Cada ser humano tiene el
derecho inalienable de seguir su propia religión y de practicarla tal y como le
parezca mejor. Los musulmanes cumplen el deber, prescrito por el Corán, de orar
cinco veces al día dondequiera que se encuentren, con el rostro dirigido hacia
La Meca. En el transcurso de los siglos el que ha llamado a los fieles desde la
torre de su mezquita en las ciudades árabes ha sido el sacerdote musulmán,
conocido como el almuecín o almuédano. Pero ahora a los seguidores de Mahoma
dispersos por el mundo lo que les recuerda la hora puede ser un reloj
electrónico.
¿Habrá algún reloj de oración
que les sirva de aviso a los seguidores de Cristo, también dispersos por el
mundo? Si no lo hay, entonces ¿qué les recuerda a los cristianos que es tiempo
de orar? Y si, por ejemplo, se considerara como tal el repique de las campanas
de una iglesia, ¿qué probabilidad habría de que esos cristianos dejaran de
inmediato sus actividades cotidianas para dedicarse a la oración?
Es triste tener que admitirlo,
pero una gran mayoría de cristianos, sobre todo los de nombre solamente, no se
acuerdan nunca de orar. Es más, no saben siquiera cómo hacerlo. Si los acosa
algún problema o sufren algún contratiempo, buscan a un guía religioso que ore
por ellos. ¿Y por qué no saben orar? Porque han perdido la comunión con Dios.
Guardan las distancias en vez de mantener una relación personal con Él.
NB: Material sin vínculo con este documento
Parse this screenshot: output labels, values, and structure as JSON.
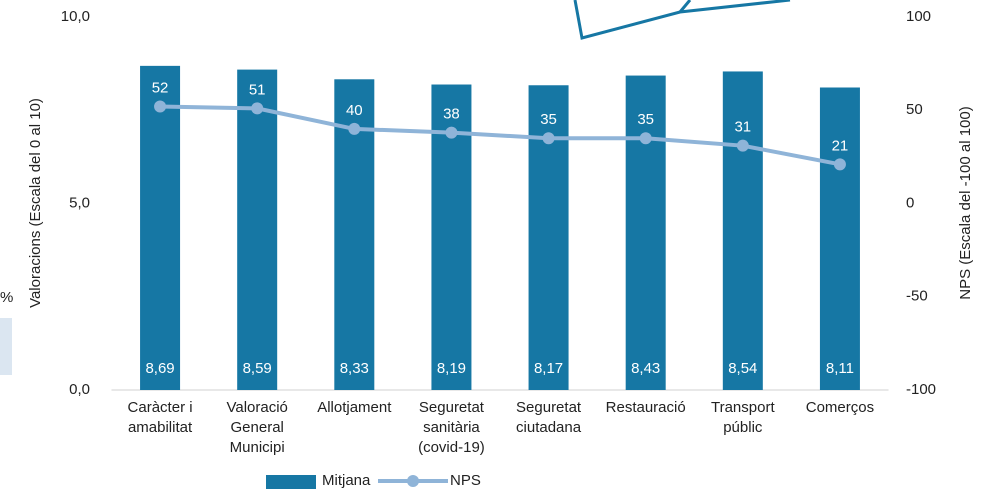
{
  "chart_data": {
    "type": "bar",
    "categories": [
      "Caràcter i amabilitat",
      "Valoració General Municipi",
      "Allotjament",
      "Seguretat sanitària (covid-19)",
      "Seguretat ciutadana",
      "Restauració",
      "Transport públic",
      "Comerços"
    ],
    "series": [
      {
        "name": "Mitjana",
        "type": "bar",
        "color": "#1677a4",
        "values": [
          8.69,
          8.59,
          8.33,
          8.19,
          8.17,
          8.43,
          8.54,
          8.11
        ],
        "value_labels": [
          "8,69",
          "8,59",
          "8,33",
          "8,19",
          "8,17",
          "8,43",
          "8,54",
          "8,11"
        ]
      },
      {
        "name": "NPS",
        "type": "line",
        "axis": "y2",
        "color": "#8fb4d8",
        "values": [
          52,
          51,
          40,
          38,
          35,
          35,
          31,
          21
        ]
      }
    ],
    "ylim": [
      0,
      10
    ],
    "yticks": [
      {
        "value": 0,
        "label": "0,0"
      },
      {
        "value": 5,
        "label": "5,0"
      },
      {
        "value": 10,
        "label": "10,0"
      }
    ],
    "y2lim": [
      -100,
      100
    ],
    "y2ticks": [
      -100,
      -50,
      0,
      50,
      100
    ],
    "ylabel": "Valoracions (Escala  del 0 al 10)",
    "y2label": "NPS (Escala  del -100 al 100)",
    "legend": "bottom",
    "side_fragment": "%"
  }
}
Dios desea que nos acerquemos
y le dirijamos la palabra con regularidad, como una expresión de fe, de amor y
de confianza, y no sólo como nuestra última esperanza. Lamentablemente muchos
de sus presuntos hijos le hemos quedado mal haciéndolo esperar demasiado
tiempo, como espera con anhelo un padre desatendido por sus hijos. ¿Será acaso
que a todos nos serviría un reloj de oración como recordatorio?